I claimed in the past (see “What’s software architecture”) that Architecture is a type of design – if that is true, an interesting question is, do we also have architectural patterns?

I think the answer is yes – there are architectural patterns they are also called architectural styles – I actually like this term better as it helps differentiate them from design patterns; for example, I agree with  Harry Pierson’s observation that many of the patterns in Martin Fowler’s PoEAA are indeed technical patterns at an engineering or design level and not architectural patterns.

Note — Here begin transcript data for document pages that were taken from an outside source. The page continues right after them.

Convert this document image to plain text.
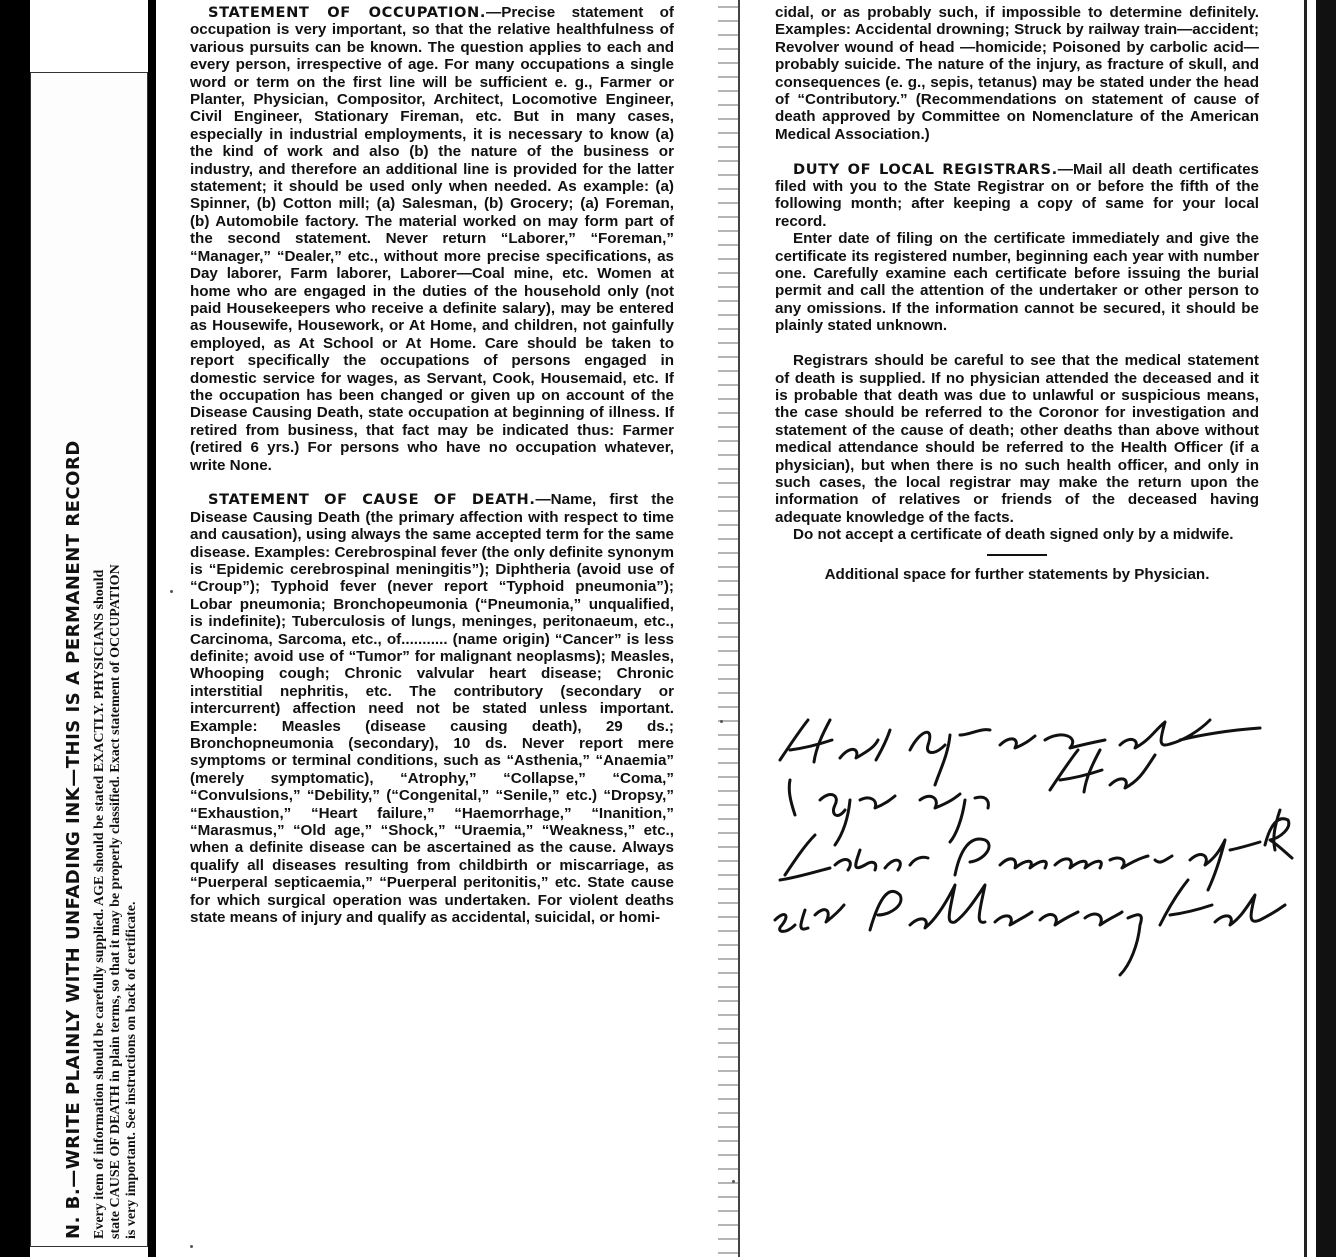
N. B.—WRITE PLAINLY WITH UNFADING INK—THIS IS A PERMANENT RECORD Every item of information should be carefully supplied. AGE should be stated EXACTLY. PHYSICIANS should state CAUSE OF DEATH in plain terms, so that it may be properly classified. Exact statement of OCCUPATION is very important. See instructions on back of certificate.

STATEMENT OF OCCUPATION.—Precise statement of occupation is very important, so that the relative healthfulness of various pursuits can be known. The question applies to each and every person, irrespective of age. For many occupations a single word or term on the first line will be sufficient e. g., Farmer or Planter, Physician, Compositor, Architect, Locomotive Engineer, Civil Engineer, Stationary Fireman, etc. But in many cases, especially in industrial employments, it is necessary to know (a) the kind of work and also (b) the nature of the business or industry, and therefore an additional line is provided for the latter statement; it should be used only when needed. As example: (a) Spinner, (b) Cotton mill; (a) Salesman, (b) Grocery; (a) Foreman, (b) Automobile factory. The material worked on may form part of the second statement. Never return “Laborer,” “Foreman,” “Manager,” “Dealer,” etc., without more precise specifications, as Day laborer, Farm laborer, Laborer—Coal mine, etc. Women at home who are engaged in the duties of the household only (not paid Housekeepers who receive a definite salary), may be entered as Housewife, Housework, or At Home, and children, not gainfully employed, as At School or At Home. Care should be taken to report specifically the occupations of persons engaged in domestic service for wages, as Servant, Cook, Housemaid, etc. If the occupation has been changed or given up on account of the Disease Causing Death, state occupation at beginning of illness. If retired from business, that fact may be indicated thus: Farmer (retired 6 yrs.) For persons who have no occupation whatever, write None.

STATEMENT OF CAUSE OF DEATH.—Name, first the Disease Causing Death (the primary affection with respect to time and causation), using always the same accepted term for the same disease. Examples: Cerebrospinal fever (the only definite synonym is “Epidemic cerebrospinal meningitis”); Diphtheria (avoid use of “Croup”); Typhoid fever (never report “Typhoid pneumonia”); Lobar pneumonia; Bronchopeumonia (“Pneumonia,” unqualified, is indefinite); Tuberculosis of lungs, meninges, peritonaeum, etc., Carcinoma, Sarcoma, etc., of........... (name origin) “Cancer” is less definite; avoid use of “Tumor” for malignant neoplasms); Measles, Whooping cough; Chronic valvular heart disease; Chronic interstitial nephritis, etc. The contributory (secondary or intercurrent) affection need not be stated unless important. Example: Measles (disease causing death), 29 ds.; Bronchopneumonia (secondary), 10 ds. Never report mere symptoms or terminal conditions, such as “Asthenia,” “Anaemia” (merely symptomatic), “Atrophy,” “Collapse,” “Coma,” “Convulsions,” “Debility,” (“Congenital,” “Senile,” etc.) “Dropsy,” “Exhaustion,” “Heart failure,” “Haemorrhage,” “Inanition,” “Marasmus,” “Old age,” “Shock,” “Uraemia,” “Weakness,” etc., when a definite disease can be ascertained as the cause. Always qualify all diseases resulting from childbirth or miscarriage, as “Puerperal septicaemia,” “Puerperal peritonitis,” etc. State cause for which surgical operation was undertaken. For violent deaths state means of injury and qualify as accidental, suicidal, or homi-

cidal, or as probably such, if impossible to determine definitely. Examples: Accidental drowning; Struck by railway train—accident; Revolver wound of head —homicide; Poisoned by carbolic acid—probably suicide. The nature of the injury, as fracture of skull, and consequences (e. g., sepis, tetanus) may be stated under the head of “Contributory.” (Recommendations on statement of cause of death approved by Committee on Nomenclature of the American Medical Association.)

DUTY OF LOCAL REGISTRARS.—Mail all death certificates filed with you to the State Registrar on or before the fifth of the following month; after keeping a copy of same for your local record.

Enter date of filing on the certificate immediately and give the certificate its registered number, beginning each year with number one. Carefully examine each certificate before issuing the burial permit and call the attention of the undertaker or other person to any omissions. If the information cannot be secured, it should be plainly stated unknown.

Registrars should be careful to see that the medical statement of death is supplied. If no physician attended the deceased and it is probable that death was due to unlawful or suspicious means, the case should be referred to the Coronor for investigation and statement of the cause of death; other deaths than above without medical attendance should be referred to the Health Officer (if a physician), but when there is no such health officer, and only in such cases, the local registrar may make the return upon the information of relatives or friends of the deceased having adequate knowledge of the facts.

Do not accept a certificate of death signed only by a midwife.

Additional space for further statements by Physician.
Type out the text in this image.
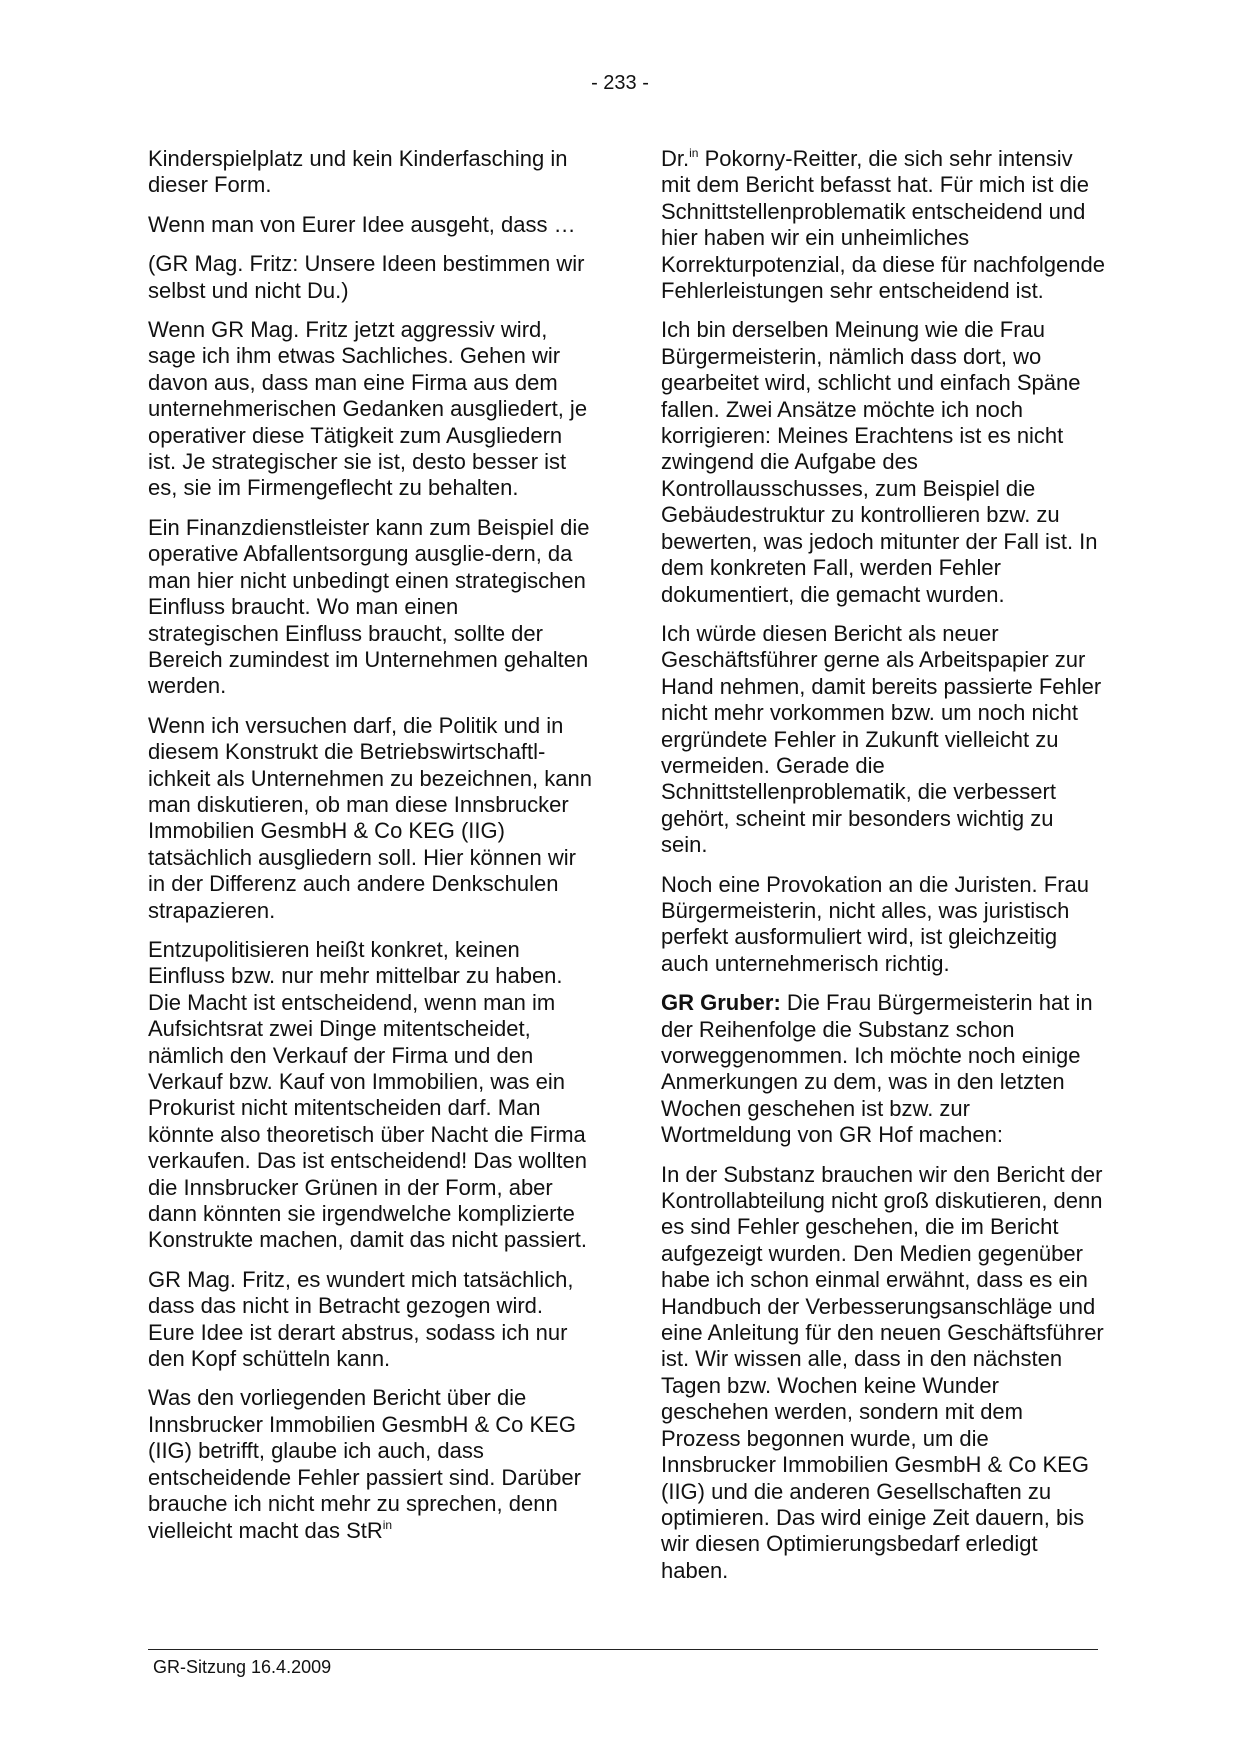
- 233 -

Kinderspielplatz und kein Kinderfasching in dieser Form.

Wenn man von Eurer Idee ausgeht, dass …

(GR Mag. Fritz: Unsere Ideen bestimmen wir selbst und nicht Du.)

Wenn GR Mag. Fritz jetzt aggressiv wird, sage ich ihm etwas Sachliches. Gehen wir davon aus, dass man eine Firma aus dem unternehmerischen Gedanken ausgliedert, je operativer diese Tätigkeit zum Ausgliedern ist. Je strategischer sie ist, desto besser ist es, sie im Firmengeflecht zu behalten.

Ein Finanzdienstleister kann zum Beispiel die operative Abfallentsorgung ausglie-dern, da man hier nicht unbedingt einen strategischen Einfluss braucht. Wo man einen strategischen Einfluss braucht, sollte der Bereich zumindest im Unternehmen gehalten werden.

Wenn ich versuchen darf, die Politik und in diesem Konstrukt die Betriebswirtschaftl-ichkeit als Unternehmen zu bezeichnen, kann man diskutieren, ob man diese Innsbrucker Immobilien GesmbH & Co KEG (IIG) tatsächlich ausgliedern soll. Hier können wir in der Differenz auch andere Denkschulen strapazieren.

Entzupolitisieren heißt konkret, keinen Einfluss bzw. nur mehr mittelbar zu haben. Die Macht ist entscheidend, wenn man im Aufsichtsrat zwei Dinge mitentscheidet, nämlich den Verkauf der Firma und den Verkauf bzw. Kauf von Immobilien, was ein Prokurist nicht mitentscheiden darf. Man könnte also theoretisch über Nacht die Firma verkaufen. Das ist entscheidend! Das wollten die Innsbrucker Grünen in der Form, aber dann könnten sie irgendwelche komplizierte Konstrukte machen, damit das nicht passiert.

GR Mag. Fritz, es wundert mich tatsächlich, dass das nicht in Betracht gezogen wird. Eure Idee ist derart abstrus, sodass ich nur den Kopf schütteln kann.

Was den vorliegenden Bericht über die Innsbrucker Immobilien GesmbH & Co KEG (IIG) betrifft, glaube ich auch, dass entscheidende Fehler passiert sind. Darüber brauche ich nicht mehr zu sprechen, denn vielleicht macht das StR$^{in}$

Dr.$^{in}$ Pokorny-Reitter, die sich sehr intensiv mit dem Bericht befasst hat. Für mich ist die Schnittstellenproblematik entscheidend und hier haben wir ein unheimliches Korrekturpotenzial, da diese für nachfolgende Fehlerleistungen sehr entscheidend ist.

Ich bin derselben Meinung wie die Frau Bürgermeisterin, nämlich dass dort, wo gearbeitet wird, schlicht und einfach Späne fallen. Zwei Ansätze möchte ich noch korrigieren: Meines Erachtens ist es nicht zwingend die Aufgabe des Kontrollausschusses, zum Beispiel die Gebäudestruktur zu kontrollieren bzw. zu bewerten, was jedoch mitunter der Fall ist. In dem konkreten Fall, werden Fehler dokumentiert, die gemacht wurden.

Ich würde diesen Bericht als neuer Geschäftsführer gerne als Arbeitspapier zur Hand nehmen, damit bereits passierte Fehler nicht mehr vorkommen bzw. um noch nicht ergründete Fehler in Zukunft vielleicht zu vermeiden. Gerade die Schnittstellenproblematik, die verbessert gehört, scheint mir besonders wichtig zu sein.

Noch eine Provokation an die Juristen. Frau Bürgermeisterin, nicht alles, was juristisch perfekt ausformuliert wird, ist gleichzeitig auch unternehmerisch richtig.

GR Gruber: Die Frau Bürgermeisterin hat in der Reihenfolge die Substanz schon vorweggenommen. Ich möchte noch einige Anmerkungen zu dem, was in den letzten Wochen geschehen ist bzw. zur Wortmeldung von GR Hof machen:

In der Substanz brauchen wir den Bericht der Kontrollabteilung nicht groß diskutieren, denn es sind Fehler geschehen, die im Bericht aufgezeigt wurden. Den Medien gegenüber habe ich schon einmal erwähnt, dass es ein Handbuch der Verbesserungsanschläge und eine Anleitung für den neuen Geschäftsführer ist. Wir wissen alle, dass in den nächsten Tagen bzw. Wochen keine Wunder geschehen werden, sondern mit dem Prozess begonnen wurde, um die Innsbrucker Immobilien GesmbH & Co KEG (IIG) und die anderen Gesellschaften zu optimieren. Das wird einige Zeit dauern, bis wir diesen Optimierungsbedarf erledigt haben.

GR-Sitzung 16.4.2009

The difference between architecture styles and design patterns is similar to the distinction between architecture and design – architectural styles affect the solution globally or at least it affects major parts of the solution and not solve local issues. However, it is interesting to note that some architectural styles were known well before the notion of design patterns for software was introduced.

SEI’s architecture glossary defines Architecture Style as

“A specialization of element and relation types, together with a set of constraints on how they can be used.”

That’s a good start, but it might be a little hard to understand. We can basically say that an architectural style defines a family of solutions in terms of a pattern of structural organization using a vocabulary of components and connector types (plus constraints on their use). It is also worth mentioning that different styles can be combined to create compound or derived styles.

I’ll try to illustrate what a style is using an example:

One of the basic architectural styles is “Layered architecture”:

The layered style is composed of layers (the components) that provide facilities and have specific roles. The layers have communication paths/dependencies (the connectors).

In a layered style, a layer has some limitations on how it can communicate with other layers (the constraints). Typically, a layered is allowed to call only the layer below it and be called only by the layer above it (but there are variants, e.g., a layer can call to any layer below it; vertical layers that can call multiple layers, etc. – as long as the layers communication paths are limited by some rules)

You can see the application of layered style all over the place for instance, logical software layers (e.g., presentation component, UI Controllers, business processes, business components, data entities, data access layer), SOA layers (fundamental, Intermediate, Process), physical tiers (like database servers, application servers, web servers, and clients), etc.

There are many other architecture styles, including, for example, pipe and filter, push-based, peer-to-peer, blackboard, MVC, PAC, or the more recent Adaptive Object Models, REST and SOA (some will probably disagree that SOA is a style – but I’ll try to explain why I think it is on another opportunity). I’ll try to talk a little about some of them in the next posts.